I have a tendency to take a joke too far.

The most recent example of this would be yesterday in IRC, where I was discussing with a few friends what I should name my new company. Being a business to business consultancy, and mostly a one-man operation, the name isn’t that important, but I wanted something with a bit of personality. And I asked:

<Mopman> Is there anything stopping me from registering ; DROP TABLE
"Companies";-- Ltd as a company name?

We weren’t sure of the answer. So I gave it a go. Turns out, the answer is yes you can, that is a perfectly legitimate company name. Also turns out, if you do that, you’ll attract the attention of people around the world, even if you don’t tell anyone other than a few close friends about your new venture.

I’m really happy that many people seem to like my company name! I like it too, even more now than I did when I registered it. And if you need any application security work done, give me a shout - especially if you’re a non-profit, because I like you guys.

But I need to clear something up: I did not attempt to break Companies House!

The company name is a bit of hacker sleight-of-hand… or as some astute people have put it, it’s ‘wrong’. Of course it’s wrong - I’m not a /total/ arsehole. :)

For those not intimately familiar with SQL injection, it occurs when user input is concatenated with an SQL query insecurely and an attacker is able to modify the query to do things it wasn’t supposed to do. But my input doesn’t do that. It just looks (on the surface) like it might.
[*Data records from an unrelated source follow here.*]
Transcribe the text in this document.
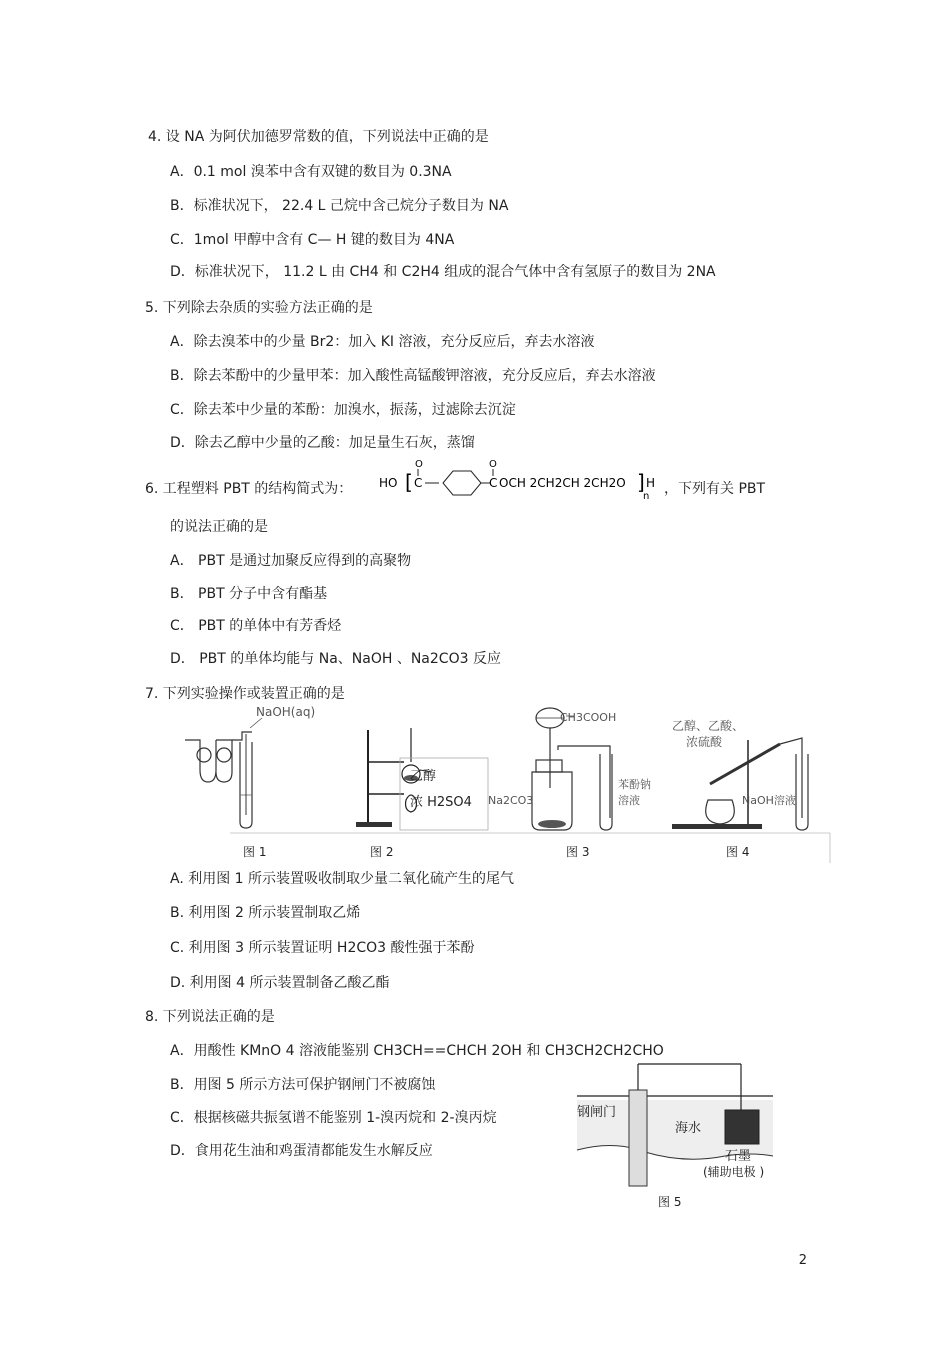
4. 设 NA 为阿伏加德罗常数的值，下列说法中正确的是
A．0.1 mol 溴苯中含有双键的数目为 0.3NA
B．标准状况下， 22.4 L 己烷中含己烷分子数目为 NA
C．1mol 甲醇中含有 C— H 键的数目为 4NA
D．标准状况下， 11.2 L 由 CH4 和 C2H4 组成的混合气体中含有氢原子的数目为 2NA
5. 下列除去杂质的实验方法正确的是
A．除去溴苯中的少量 Br2：加入 KI 溶液，充分反应后，弃去水溶液
B．除去苯酚中的少量甲苯：加入酸性高锰酸钾溶液，充分反应后，弃去水溶液
C．除去苯中少量的苯酚：加溴水，振荡，过滤除去沉淀
D．除去乙醇中少量的乙酸：加足量生石灰，蒸馏
6. 工程塑料 PBT 的结构简式为： HO [
O
C
O
C OCH 2CH2CH 2CH2O ] H
n ，下列有关 PBT
的说法正确的是
A． PBT 是通过加聚反应得到的高聚物
B． PBT 分子中含有酯基
C． PBT 的单体中有芳香烃
D． PBT 的单体均能与 Na、NaOH 、Na2CO3 反应
7. 下列实验操作或装置正确的是
NaOH(aq)
乙醇
浓 H2SO4
CH3COOH
Na2CO3
苯酚钠
溶液
乙醇、乙酸、
浓硫酸
NaOH溶液
图 1	图 2	图 3	图 4
A. 利用图 1 所示装置吸收制取少量二氧化硫产生的尾气
B. 利用图 2 所示装置制取乙烯
C. 利用图 3 所示装置证明 H2CO3 酸性强于苯酚
D. 利用图 4 所示装置制备乙酸乙酯
8. 下列说法正确的是
A．用酸性 KMnO 4 溶液能鉴别 CH3CH==CHCH 2OH 和 CH3CH2CH2CHO
B．用图 5 所示方法可保护钢闸门不被腐蚀
C．根据核磁共振氢谱不能鉴别 1-溴丙烷和 2-溴丙烷
D．食用花生油和鸡蛋清都能发生水解反应
钢闸门
海水
石墨
(辅助电极 )
图 5
2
The example many are comparing it to is the infamous Bobby Tables from XKCD. The input used in Bobby Tables is:

Robert'); DROP TABLE Students;--

The SQL query that goes along with this on the server would be something like:

SELECT * FROM Students WHERE (Name = '<user input goes here>');

So by entering the comic’s input, you get:

SELECT * FROM Students WHERE (Name = 'Robert'); DROP TABLE STUDENTS;--';

The ‘); after Robert closes the preceding part of the query, and then the attacker inserts their own query. The – at the end is a comment, and makes SQL ignore everything after this point.

However, my company contains nothing to close the preceding part of the query. If you insert my company name here, you get:

SELECT * FROM Students WHERE NAME = '; DROP TABLE "Companies";-- Ltd';

The whole ‘invalid’ input is actually valid input, inside the string as expected - it just looks like SQL. This is not going to cause a problem. Even with bad code. Everything in red above is just treated like a normal text string.

In addition, as many have pointed out, most SQL engines don’t accept double quotes around table names - so even IF this was treated as a query (which it will not be), it would likely fail to drop anyway. Call that ‘defense in depth’ if you like.

TLDR: It’s pretend. Just a joke! But a funny one, apparently. :)

EDIT:

Yes, this is a simplified example, and there are many many ways this string could be concatenated in various codebases. However, there is none, outside really whacky examples which would be breaking on many other company names already, where it causes a major issue.